The Supreme Court of Texas, recently issued an opinion addressing the reach of the Texas Farm Animal Activity Act (Farm Act). According to the court’s opinion, the defendants owned and operated a 760-acre cattle farm. In 2005, they hired a part-time ranch hand to work the cattle and perform other duties at the ranch. After training the ranch hand, they allowed him to work alone while the owners tended to their other businesses. On the day of the accident, the owners instructed the ranch hand to move 20 head of cattle from one end of the ranch to another. When the owners returned, they found the ranch hand dead behind the barn. It was indicated in the medical report that the ranch hand died from blunt force and crush injuries, most likely from being trampled by the animals.
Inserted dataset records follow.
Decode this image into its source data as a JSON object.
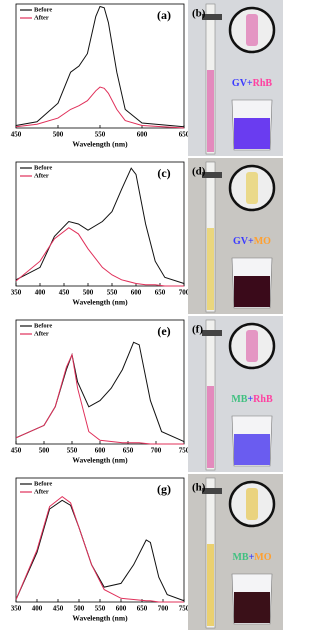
{
  "chart_data": [
    {
      "type": "line",
      "panel_label": "(a)",
      "x_label": "Wavelength (nm)",
      "legend": "top-left",
      "x": [
        450,
        475,
        500,
        515,
        525,
        535,
        545,
        550,
        555,
        560,
        570,
        580,
        600,
        650
      ],
      "xlim": [
        450,
        650
      ],
      "xticks": [
        450,
        500,
        550,
        600,
        650
      ],
      "ylim": [
        0,
        1
      ],
      "series": [
        {
          "name": "Before",
          "color": "#111111",
          "values": [
            0.02,
            0.05,
            0.2,
            0.45,
            0.5,
            0.6,
            0.9,
            0.98,
            0.97,
            0.85,
            0.45,
            0.15,
            0.04,
            0.01
          ]
        },
        {
          "name": "After",
          "color": "#e0305a",
          "values": [
            0.01,
            0.03,
            0.08,
            0.15,
            0.18,
            0.22,
            0.3,
            0.33,
            0.32,
            0.28,
            0.15,
            0.06,
            0.02,
            0.0
          ]
        }
      ]
    },
    {
      "type": "line",
      "panel_label": "(c)",
      "x_label": "Wavelength (nm)",
      "legend": "top-left",
      "x": [
        350,
        400,
        430,
        460,
        480,
        500,
        530,
        550,
        570,
        590,
        600,
        620,
        640,
        660,
        700
      ],
      "xlim": [
        350,
        700
      ],
      "xticks": [
        350,
        400,
        450,
        500,
        550,
        600,
        650,
        700
      ],
      "ylim": [
        0,
        1
      ],
      "series": [
        {
          "name": "Before",
          "color": "#111111",
          "values": [
            0.05,
            0.15,
            0.4,
            0.52,
            0.5,
            0.45,
            0.52,
            0.6,
            0.78,
            0.95,
            0.9,
            0.5,
            0.2,
            0.07,
            0.02
          ]
        },
        {
          "name": "After",
          "color": "#e0305a",
          "values": [
            0.04,
            0.2,
            0.38,
            0.47,
            0.42,
            0.3,
            0.15,
            0.09,
            0.05,
            0.03,
            0.02,
            0.01,
            0.01,
            0.0,
            0.0
          ]
        }
      ]
    },
    {
      "type": "line",
      "panel_label": "(e)",
      "x_label": "Wavelength (nm)",
      "legend": "top-left",
      "x": [
        450,
        500,
        520,
        540,
        550,
        560,
        580,
        600,
        620,
        640,
        660,
        670,
        690,
        710,
        750
      ],
      "xlim": [
        450,
        750
      ],
      "xticks": [
        450,
        500,
        550,
        600,
        650,
        700,
        750
      ],
      "ylim": [
        0,
        1
      ],
      "series": [
        {
          "name": "Before",
          "color": "#111111",
          "values": [
            0.05,
            0.15,
            0.3,
            0.6,
            0.72,
            0.5,
            0.3,
            0.35,
            0.45,
            0.6,
            0.82,
            0.8,
            0.35,
            0.1,
            0.02
          ]
        },
        {
          "name": "After",
          "color": "#e0305a",
          "values": [
            0.05,
            0.15,
            0.3,
            0.62,
            0.72,
            0.45,
            0.1,
            0.03,
            0.02,
            0.01,
            0.01,
            0.01,
            0.0,
            0.0,
            0.0
          ]
        }
      ]
    },
    {
      "type": "line",
      "panel_label": "(g)",
      "x_label": "Wavelength (nm)",
      "legend": "top-left",
      "x": [
        350,
        400,
        430,
        460,
        480,
        500,
        530,
        560,
        600,
        630,
        660,
        670,
        690,
        710,
        750
      ],
      "xlim": [
        350,
        750
      ],
      "xticks": [
        350,
        400,
        450,
        500,
        550,
        600,
        650,
        700,
        750
      ],
      "ylim": [
        0,
        1
      ],
      "series": [
        {
          "name": "Before",
          "color": "#111111",
          "values": [
            0.02,
            0.4,
            0.75,
            0.82,
            0.78,
            0.6,
            0.3,
            0.12,
            0.15,
            0.3,
            0.5,
            0.48,
            0.2,
            0.06,
            0.01
          ]
        },
        {
          "name": "After",
          "color": "#e0305a",
          "values": [
            0.02,
            0.42,
            0.77,
            0.85,
            0.8,
            0.6,
            0.3,
            0.1,
            0.03,
            0.02,
            0.01,
            0.01,
            0.0,
            0.0,
            0.0
          ]
        }
      ]
    }
  ],
  "photos": [
    {
      "label": "(b)",
      "dye1": "GV",
      "plus": "+",
      "dye2": "RhB"
    },
    {
      "label": "(d)",
      "dye1": "GV",
      "plus": "+",
      "dye2": "MO"
    },
    {
      "label": "(f)",
      "dye1": "MB",
      "plus": "+",
      "dye2": "RhB"
    },
    {
      "label": "(h)",
      "dye1": "MB",
      "plus": "+",
      "dye2": "MO"
    }
  ]
}
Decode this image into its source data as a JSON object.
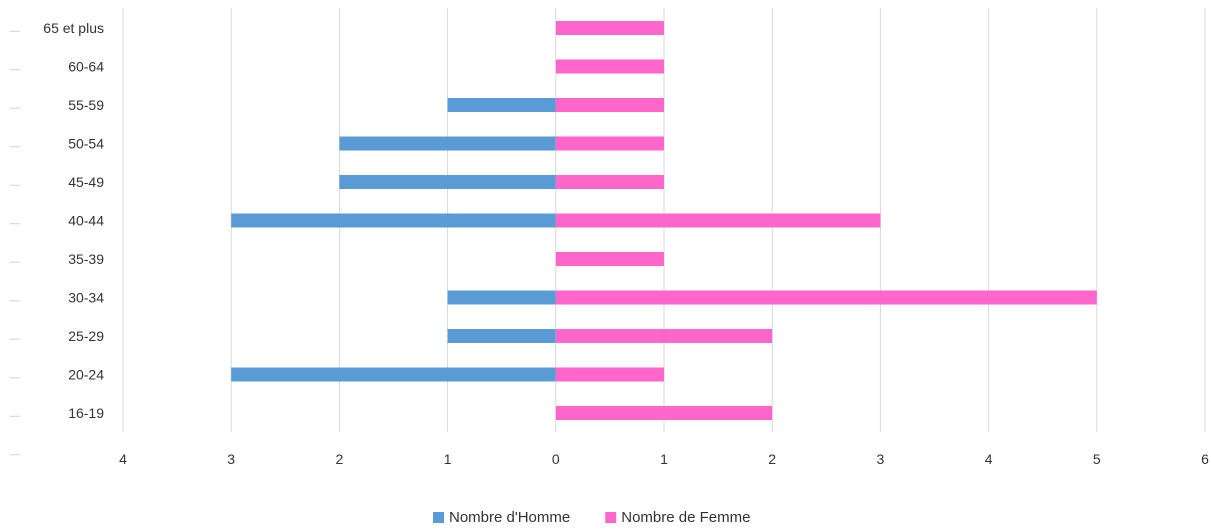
{
  "chart_data": {
    "type": "bar",
    "orientation": "horizontal",
    "categories": [
      "65 et plus",
      "60-64",
      "55-59",
      "50-54",
      "45-49",
      "40-44",
      "35-39",
      "30-34",
      "25-29",
      "20-24",
      "16-19"
    ],
    "series": [
      {
        "name": "Nombre d'Homme",
        "color": "#5b9bd5",
        "side": "left",
        "values": [
          0,
          0,
          1,
          2,
          2,
          3,
          0,
          1,
          1,
          3,
          0
        ]
      },
      {
        "name": "Nombre de Femme",
        "color": "#ff66cc",
        "side": "right",
        "values": [
          1,
          1,
          1,
          1,
          1,
          3,
          1,
          5,
          2,
          1,
          2
        ]
      }
    ],
    "xlim": [
      -4,
      6
    ],
    "x_ticks": [
      -4,
      -3,
      -2,
      -1,
      0,
      1,
      2,
      3,
      4,
      5,
      6
    ],
    "x_tick_labels": [
      "4",
      "3",
      "2",
      "1",
      "0",
      "1",
      "2",
      "3",
      "4",
      "5",
      "6"
    ],
    "grid": true,
    "legend_position": "bottom"
  }
}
A wrongful death lawsuit was filed by the ranch hand’s family against the owners, alleging that they were negligent in failing to provide a safe workplace, failing to train the ranch hand and warn him of the dangers of working cattle, and failing to supervise him. The trial court granted summary judgment in favor of the defendants finding that the Farm Animal Activity Act (Farm Act or Act) barred the plaintiffs’ claims; however, the court of appeals reversed, and the defendants petitioned the court for review.
The Farm Act (the Act), which is an expansion of the Equine Activity Act, limits liability for injuries to a participant in a farm animal activity that results from an “inherent risk” of the activity. One example is when someone is injured while competing in a horse race. The Act applies whether a person is an amateur, professional, pays, or participates in the activity for free. The are about 40 specific examples of these activities included in the Act. However, notably, ranchers’ and ranch hands’ involvement with the animals is not mentioned in the the Act.